The final act of the SDKÚ melodrama

RECENT developments within the Slovak Democratic and Christian Union (SDKÚ), a once reformist force that pushed three-time prime minister Vladimír Mečiar and his party out of office and into oblivion, is now itself on the verge of going the same route.

RECENT developments within the Slovak Democratic and Christian Union (SDKÚ), a once reformist force that pushed three-time prime minister Vladimír Mečiar and his party out of office and into oblivion, is now itself on the verge of going the same route.

The sinking ship, which earlier this year was abandoned even by party founders Mikuláš Dzurinda and Ivan Mikloš, has entered the realm of melodrama with exaggerated plot, emotions and stereotypical characters.

SDKÚ, which has given Slovakia two prime ministers, has been for some time drowning in self-pity failing to understand that not even cartoonists any longer find their petty political fights entertaining.

Plot twists include the party leadership locking out critics from the headquarters and the critics making claims that they later deny or cannot explain, might draw a sarcastic smile out of some voters, but entertainment is actually not among the major mission of politics.

Why is it worth looking into the story of the SDKÚ’s twilight? Perhaps because these traits can be found in several other parties in Slovakia’s politics, and many of these same characters are likely to spread the decay as they establish new parties that reproduce the same content, only under a different name.

Thus instead of building political traditions with readable parties that are going to be around for some time, politicians keep cloning new unreadable parties where the names are different but the faces stay the same. They often prefer a formation that can be stretched at will so that it embraces the liberals, conservatives and, if necessary to get power, extremists.

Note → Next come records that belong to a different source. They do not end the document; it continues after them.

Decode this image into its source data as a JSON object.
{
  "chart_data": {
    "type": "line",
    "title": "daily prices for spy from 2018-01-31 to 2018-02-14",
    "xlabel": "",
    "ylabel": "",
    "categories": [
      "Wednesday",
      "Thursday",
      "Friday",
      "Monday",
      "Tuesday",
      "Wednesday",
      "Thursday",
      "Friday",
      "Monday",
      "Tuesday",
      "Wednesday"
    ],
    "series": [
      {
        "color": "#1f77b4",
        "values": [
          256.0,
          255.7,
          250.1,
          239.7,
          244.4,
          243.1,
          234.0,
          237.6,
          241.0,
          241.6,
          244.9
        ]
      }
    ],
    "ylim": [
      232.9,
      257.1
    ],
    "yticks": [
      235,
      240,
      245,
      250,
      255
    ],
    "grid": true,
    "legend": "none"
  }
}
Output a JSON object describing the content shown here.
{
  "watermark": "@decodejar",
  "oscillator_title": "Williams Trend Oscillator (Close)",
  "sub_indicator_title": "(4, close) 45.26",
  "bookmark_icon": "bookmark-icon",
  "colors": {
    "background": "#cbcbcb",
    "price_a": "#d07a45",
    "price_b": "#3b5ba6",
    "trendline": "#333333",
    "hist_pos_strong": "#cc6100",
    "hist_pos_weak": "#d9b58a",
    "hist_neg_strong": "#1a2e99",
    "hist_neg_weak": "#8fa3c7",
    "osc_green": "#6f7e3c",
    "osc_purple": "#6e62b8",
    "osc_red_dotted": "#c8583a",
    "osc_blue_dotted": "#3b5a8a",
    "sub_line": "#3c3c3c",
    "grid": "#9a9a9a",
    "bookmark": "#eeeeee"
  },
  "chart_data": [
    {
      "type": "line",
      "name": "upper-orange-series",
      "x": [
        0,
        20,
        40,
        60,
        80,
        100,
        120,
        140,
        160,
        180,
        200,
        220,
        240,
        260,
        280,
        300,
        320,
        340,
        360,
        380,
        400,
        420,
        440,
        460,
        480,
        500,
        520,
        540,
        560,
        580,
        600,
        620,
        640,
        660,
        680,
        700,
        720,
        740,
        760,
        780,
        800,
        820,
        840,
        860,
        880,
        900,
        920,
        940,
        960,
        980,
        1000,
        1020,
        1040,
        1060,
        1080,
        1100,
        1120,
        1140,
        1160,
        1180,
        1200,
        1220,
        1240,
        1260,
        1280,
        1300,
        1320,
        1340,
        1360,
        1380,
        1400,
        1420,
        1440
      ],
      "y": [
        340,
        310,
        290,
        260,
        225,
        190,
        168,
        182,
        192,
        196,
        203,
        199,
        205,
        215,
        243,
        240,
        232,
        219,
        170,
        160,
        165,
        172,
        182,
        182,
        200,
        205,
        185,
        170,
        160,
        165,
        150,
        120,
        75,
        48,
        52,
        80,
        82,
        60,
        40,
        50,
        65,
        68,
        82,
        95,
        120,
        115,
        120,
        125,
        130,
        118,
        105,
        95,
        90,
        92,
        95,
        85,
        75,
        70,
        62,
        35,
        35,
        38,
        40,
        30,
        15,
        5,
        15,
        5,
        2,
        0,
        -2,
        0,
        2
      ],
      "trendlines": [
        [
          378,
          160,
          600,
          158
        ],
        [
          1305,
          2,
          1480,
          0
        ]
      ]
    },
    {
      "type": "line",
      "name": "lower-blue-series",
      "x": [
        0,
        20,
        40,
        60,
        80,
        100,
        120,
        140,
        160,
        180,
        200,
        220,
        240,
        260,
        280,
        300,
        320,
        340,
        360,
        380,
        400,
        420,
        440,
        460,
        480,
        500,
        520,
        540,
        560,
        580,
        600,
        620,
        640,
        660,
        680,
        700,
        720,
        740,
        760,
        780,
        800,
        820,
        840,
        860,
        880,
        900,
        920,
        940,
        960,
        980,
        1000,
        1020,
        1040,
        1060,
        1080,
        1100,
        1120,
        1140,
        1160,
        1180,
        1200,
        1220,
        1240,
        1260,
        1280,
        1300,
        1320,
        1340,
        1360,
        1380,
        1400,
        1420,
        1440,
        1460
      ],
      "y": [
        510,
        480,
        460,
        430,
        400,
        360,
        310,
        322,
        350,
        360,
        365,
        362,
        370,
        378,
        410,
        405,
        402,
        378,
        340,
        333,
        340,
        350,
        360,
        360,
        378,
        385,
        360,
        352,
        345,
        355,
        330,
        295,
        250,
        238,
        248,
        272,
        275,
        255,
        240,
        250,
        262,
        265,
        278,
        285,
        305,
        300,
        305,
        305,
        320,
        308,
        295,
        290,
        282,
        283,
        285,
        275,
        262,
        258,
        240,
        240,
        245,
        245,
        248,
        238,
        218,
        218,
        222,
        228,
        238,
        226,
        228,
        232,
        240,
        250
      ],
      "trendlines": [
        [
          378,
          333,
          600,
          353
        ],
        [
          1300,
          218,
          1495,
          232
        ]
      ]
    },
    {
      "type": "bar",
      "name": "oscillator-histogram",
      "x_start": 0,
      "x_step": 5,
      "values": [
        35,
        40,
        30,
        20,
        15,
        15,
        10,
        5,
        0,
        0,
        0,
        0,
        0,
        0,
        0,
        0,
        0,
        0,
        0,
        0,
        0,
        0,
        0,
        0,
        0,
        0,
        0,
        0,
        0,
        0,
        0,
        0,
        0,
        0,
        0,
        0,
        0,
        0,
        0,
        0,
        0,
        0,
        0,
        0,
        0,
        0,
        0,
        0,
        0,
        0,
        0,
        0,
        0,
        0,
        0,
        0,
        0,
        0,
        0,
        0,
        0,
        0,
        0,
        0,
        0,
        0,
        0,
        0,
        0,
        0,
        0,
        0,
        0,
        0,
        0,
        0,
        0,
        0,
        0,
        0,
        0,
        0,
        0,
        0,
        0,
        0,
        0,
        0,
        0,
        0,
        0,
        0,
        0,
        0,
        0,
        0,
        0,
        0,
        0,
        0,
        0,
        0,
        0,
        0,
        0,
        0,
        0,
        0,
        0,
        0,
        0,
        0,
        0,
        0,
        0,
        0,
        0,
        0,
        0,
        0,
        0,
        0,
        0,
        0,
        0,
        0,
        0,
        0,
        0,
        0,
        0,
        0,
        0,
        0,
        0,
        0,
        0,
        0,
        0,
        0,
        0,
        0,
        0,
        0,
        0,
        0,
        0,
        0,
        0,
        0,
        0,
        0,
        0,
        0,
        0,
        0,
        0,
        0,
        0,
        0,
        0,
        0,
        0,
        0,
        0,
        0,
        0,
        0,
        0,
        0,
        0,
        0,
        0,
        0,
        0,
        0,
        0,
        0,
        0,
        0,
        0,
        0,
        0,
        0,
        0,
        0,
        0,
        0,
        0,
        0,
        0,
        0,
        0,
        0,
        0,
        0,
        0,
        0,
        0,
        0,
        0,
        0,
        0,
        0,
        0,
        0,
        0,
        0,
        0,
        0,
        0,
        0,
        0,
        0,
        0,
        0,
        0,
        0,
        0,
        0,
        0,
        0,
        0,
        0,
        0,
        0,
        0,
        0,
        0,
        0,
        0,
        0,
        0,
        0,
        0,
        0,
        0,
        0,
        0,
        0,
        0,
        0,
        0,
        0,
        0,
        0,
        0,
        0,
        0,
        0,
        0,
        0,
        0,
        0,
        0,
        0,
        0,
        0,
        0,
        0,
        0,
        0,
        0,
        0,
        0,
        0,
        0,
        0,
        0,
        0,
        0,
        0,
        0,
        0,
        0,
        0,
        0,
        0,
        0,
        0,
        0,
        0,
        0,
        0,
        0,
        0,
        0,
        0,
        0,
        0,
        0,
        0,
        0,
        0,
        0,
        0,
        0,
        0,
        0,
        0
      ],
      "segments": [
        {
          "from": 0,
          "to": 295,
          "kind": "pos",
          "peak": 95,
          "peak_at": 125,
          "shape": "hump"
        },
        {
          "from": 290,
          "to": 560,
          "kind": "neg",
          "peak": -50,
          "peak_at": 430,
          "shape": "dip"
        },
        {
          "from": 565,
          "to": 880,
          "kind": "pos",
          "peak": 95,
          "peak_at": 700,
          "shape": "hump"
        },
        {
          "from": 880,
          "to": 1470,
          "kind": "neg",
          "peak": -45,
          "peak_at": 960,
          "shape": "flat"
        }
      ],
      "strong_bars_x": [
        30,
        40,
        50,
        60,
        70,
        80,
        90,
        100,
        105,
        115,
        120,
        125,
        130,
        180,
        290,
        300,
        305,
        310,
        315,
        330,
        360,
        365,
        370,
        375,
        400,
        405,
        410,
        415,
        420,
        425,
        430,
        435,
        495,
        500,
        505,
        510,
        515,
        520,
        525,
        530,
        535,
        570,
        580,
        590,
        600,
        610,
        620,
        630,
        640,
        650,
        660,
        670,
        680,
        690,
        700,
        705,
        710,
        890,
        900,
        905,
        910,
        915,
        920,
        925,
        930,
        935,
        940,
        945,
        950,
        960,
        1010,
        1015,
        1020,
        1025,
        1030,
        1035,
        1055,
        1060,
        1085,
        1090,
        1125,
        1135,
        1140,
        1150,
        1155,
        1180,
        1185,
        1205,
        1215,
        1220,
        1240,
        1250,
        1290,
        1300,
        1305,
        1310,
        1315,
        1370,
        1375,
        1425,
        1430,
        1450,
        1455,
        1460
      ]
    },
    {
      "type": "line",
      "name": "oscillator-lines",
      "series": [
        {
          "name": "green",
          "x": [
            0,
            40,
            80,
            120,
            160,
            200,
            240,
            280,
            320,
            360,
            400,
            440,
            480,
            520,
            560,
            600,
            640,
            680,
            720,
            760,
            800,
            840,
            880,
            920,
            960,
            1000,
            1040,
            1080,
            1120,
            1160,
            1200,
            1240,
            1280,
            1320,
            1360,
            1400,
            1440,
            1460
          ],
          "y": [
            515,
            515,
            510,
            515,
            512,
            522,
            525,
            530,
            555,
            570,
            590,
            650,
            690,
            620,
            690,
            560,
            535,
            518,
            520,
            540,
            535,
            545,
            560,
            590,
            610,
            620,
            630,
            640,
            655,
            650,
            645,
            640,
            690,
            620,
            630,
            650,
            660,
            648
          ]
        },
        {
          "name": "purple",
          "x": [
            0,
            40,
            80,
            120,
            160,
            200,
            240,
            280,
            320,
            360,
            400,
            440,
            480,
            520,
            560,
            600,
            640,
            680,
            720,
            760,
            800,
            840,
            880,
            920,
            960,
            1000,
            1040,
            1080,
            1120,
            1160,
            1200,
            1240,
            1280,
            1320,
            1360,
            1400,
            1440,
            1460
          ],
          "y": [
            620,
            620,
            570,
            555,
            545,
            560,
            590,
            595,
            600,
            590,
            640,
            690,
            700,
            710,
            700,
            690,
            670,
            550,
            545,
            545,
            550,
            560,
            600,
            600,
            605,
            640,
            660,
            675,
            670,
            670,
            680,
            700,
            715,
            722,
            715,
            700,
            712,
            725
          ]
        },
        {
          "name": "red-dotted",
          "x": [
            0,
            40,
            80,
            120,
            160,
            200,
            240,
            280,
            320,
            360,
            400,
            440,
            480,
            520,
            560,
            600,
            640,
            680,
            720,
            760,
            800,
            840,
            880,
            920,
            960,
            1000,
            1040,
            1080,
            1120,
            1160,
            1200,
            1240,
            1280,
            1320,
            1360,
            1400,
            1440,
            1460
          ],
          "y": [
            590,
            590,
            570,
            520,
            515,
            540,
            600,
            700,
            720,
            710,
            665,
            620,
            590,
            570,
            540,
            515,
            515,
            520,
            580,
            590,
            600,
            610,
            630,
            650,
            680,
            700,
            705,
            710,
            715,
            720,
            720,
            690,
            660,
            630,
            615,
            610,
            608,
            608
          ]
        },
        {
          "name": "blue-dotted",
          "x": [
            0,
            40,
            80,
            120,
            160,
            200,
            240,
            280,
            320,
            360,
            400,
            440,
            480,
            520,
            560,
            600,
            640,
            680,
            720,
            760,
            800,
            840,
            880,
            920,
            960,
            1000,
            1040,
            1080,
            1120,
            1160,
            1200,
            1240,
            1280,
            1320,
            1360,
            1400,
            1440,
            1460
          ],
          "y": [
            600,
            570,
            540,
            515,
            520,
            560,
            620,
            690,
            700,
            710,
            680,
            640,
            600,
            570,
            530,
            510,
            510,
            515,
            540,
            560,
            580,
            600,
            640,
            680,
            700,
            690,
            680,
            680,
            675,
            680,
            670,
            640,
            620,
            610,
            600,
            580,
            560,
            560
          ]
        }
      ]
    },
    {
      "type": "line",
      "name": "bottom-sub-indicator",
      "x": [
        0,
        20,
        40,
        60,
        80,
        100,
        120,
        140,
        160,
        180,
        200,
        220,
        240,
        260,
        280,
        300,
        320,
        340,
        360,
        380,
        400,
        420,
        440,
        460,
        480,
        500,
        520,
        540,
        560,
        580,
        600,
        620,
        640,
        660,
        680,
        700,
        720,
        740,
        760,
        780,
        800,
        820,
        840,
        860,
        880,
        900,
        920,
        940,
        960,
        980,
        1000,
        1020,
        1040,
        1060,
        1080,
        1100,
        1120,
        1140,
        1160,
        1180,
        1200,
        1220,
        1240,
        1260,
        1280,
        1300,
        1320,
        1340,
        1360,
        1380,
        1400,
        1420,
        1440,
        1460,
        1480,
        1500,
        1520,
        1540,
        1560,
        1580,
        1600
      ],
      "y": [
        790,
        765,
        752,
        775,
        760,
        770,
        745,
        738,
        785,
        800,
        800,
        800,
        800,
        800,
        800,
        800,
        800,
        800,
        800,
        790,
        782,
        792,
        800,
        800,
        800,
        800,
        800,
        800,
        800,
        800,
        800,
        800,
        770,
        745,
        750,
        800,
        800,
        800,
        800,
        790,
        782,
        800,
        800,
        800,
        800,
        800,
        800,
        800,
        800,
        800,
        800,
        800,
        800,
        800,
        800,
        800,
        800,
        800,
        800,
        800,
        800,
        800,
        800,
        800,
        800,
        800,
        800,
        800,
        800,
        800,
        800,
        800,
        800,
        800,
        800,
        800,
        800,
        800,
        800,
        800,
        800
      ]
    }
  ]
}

The last stage of the end of the SDKÚ, as former prime minister Iveta Radičová, a one-time member, called the recent developments in an interview, did not start at the special congress on September 27. What the congress has shown is that the SDKÚ, as it is today, has lost all of its instincts of self-preservation.

Maybe it is natural that some of the parties which emerged during the post-communist transition process and failed to get things right, especially around their party financing, handing state orders and maintaining relationships with shifty tycoons, are now gradually leaving the stage.

But the truth is that the public support for the ruling Smer, which still oscillates around 35 percent, has many of these same things wrong and is nowhere near heading into the political wilderness as yet.

The cliffhanger in this drama is that there aren’t many relevant political forces that would appeal to the deeply disappointed former SDKÚ voters, which wasted the potential of their trust. It also seems that what current chairman Pavol Frešo inherited from his predecessor Mikuláš Dzurinda is an inability to recognise when it is time to leave.

Not that it would save the party now if Frešo resigns, but the fact that he remains in charge after receiving 160 no votes from the pool of 223 delegates at his own party congress and with only 48 delegates backing him, speaks volumes.

The SDKÚ indeed has been struggling over the past two years to find its voice, with some of them even resorting to cheap populist issues usually grabbed by people from the far right. This voice will not be discovered by simply passing Frešo’s microphone to someone else, especially not in the badly disjointed right-wing arena.

If there is anything to learn from the decline of the SDKÚ, it is perhaps that past triumphs (including fixing the country’s economy and helping it to join the European Union and NATO) are not necessarily a predictor of future success. Failure to get the crucial ethical side of the politics business correct gives any party a limited shelf life. The current ruling party would be wise to take note of this.